A rare opportunity to go nose to nose with Diplodocus, measure a human shoe against the fossil footprint of Allosaurus, and like dino-encounters.
Following her up-close survey of modern creatures in Lifesize (2018), Henn goes prehistoric in the same 1-foot-square format. She alternates big, broadly brushed images of fossil or fleshed-out body parts (or a gathering of eggs on one spread) with pulled-back views of each creature in a broader setting accompanied by breathless commentary: “To be this completely GINORMOUS Diplodocus had to eat A LOT.” Said commentary is light on specific facts (though she does properly note that Pteranodon and Albertonectes were reptiles but not true dinosaurs), but she closes with a slightly more informative minigallery.
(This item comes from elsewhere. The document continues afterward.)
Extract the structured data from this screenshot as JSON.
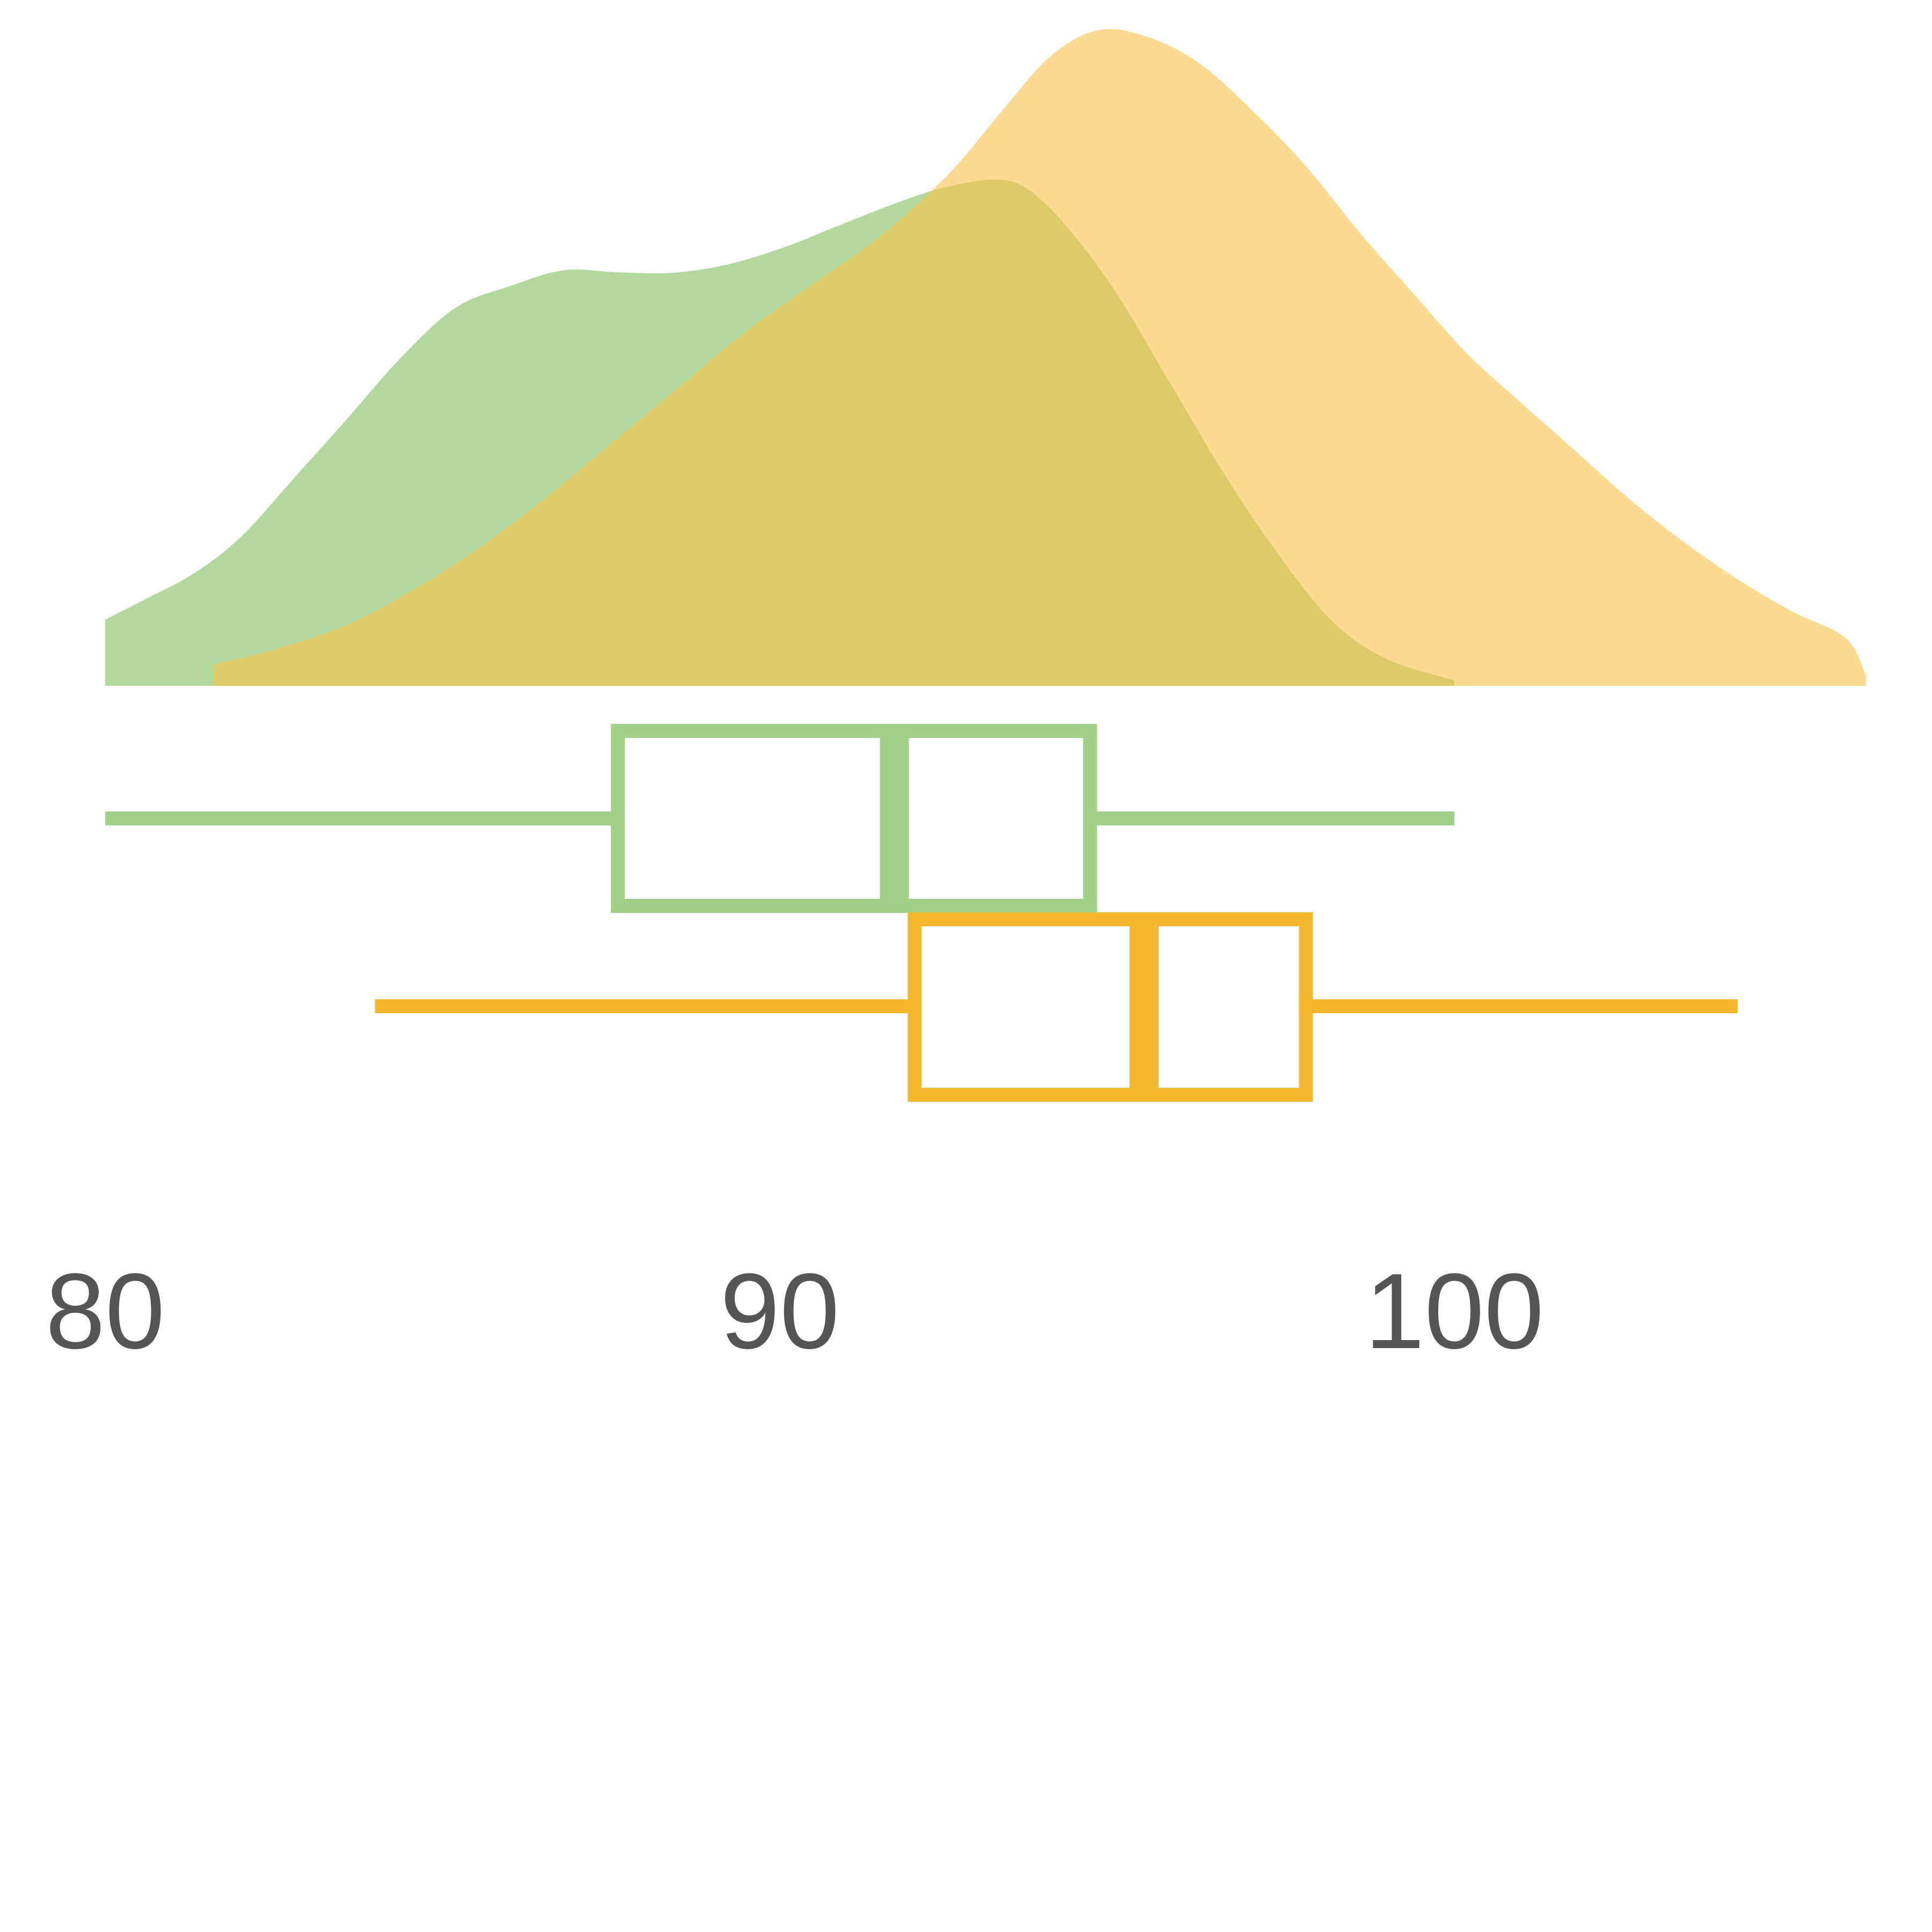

A particularly sharp-looking Utahraptor claw (“OUCH!”) and multiple appearances or mentions of Allosaurus lead up to a climactic gander at the toothy grin of Tyrannosaurus rex—placed on a double gatefold and therefore a full 4 feet long. “Say cheese!” Although several of the creatures are depicted with feathers, Henn’s palette mostly hews to mud and moss colors, so despite the stunning close-up views, the book has an overall subdued look.
The sharply defined realism of Steve Jenkins’ Prehistoric Actual Size (2005) may be absent, but young dinophiles will still roar.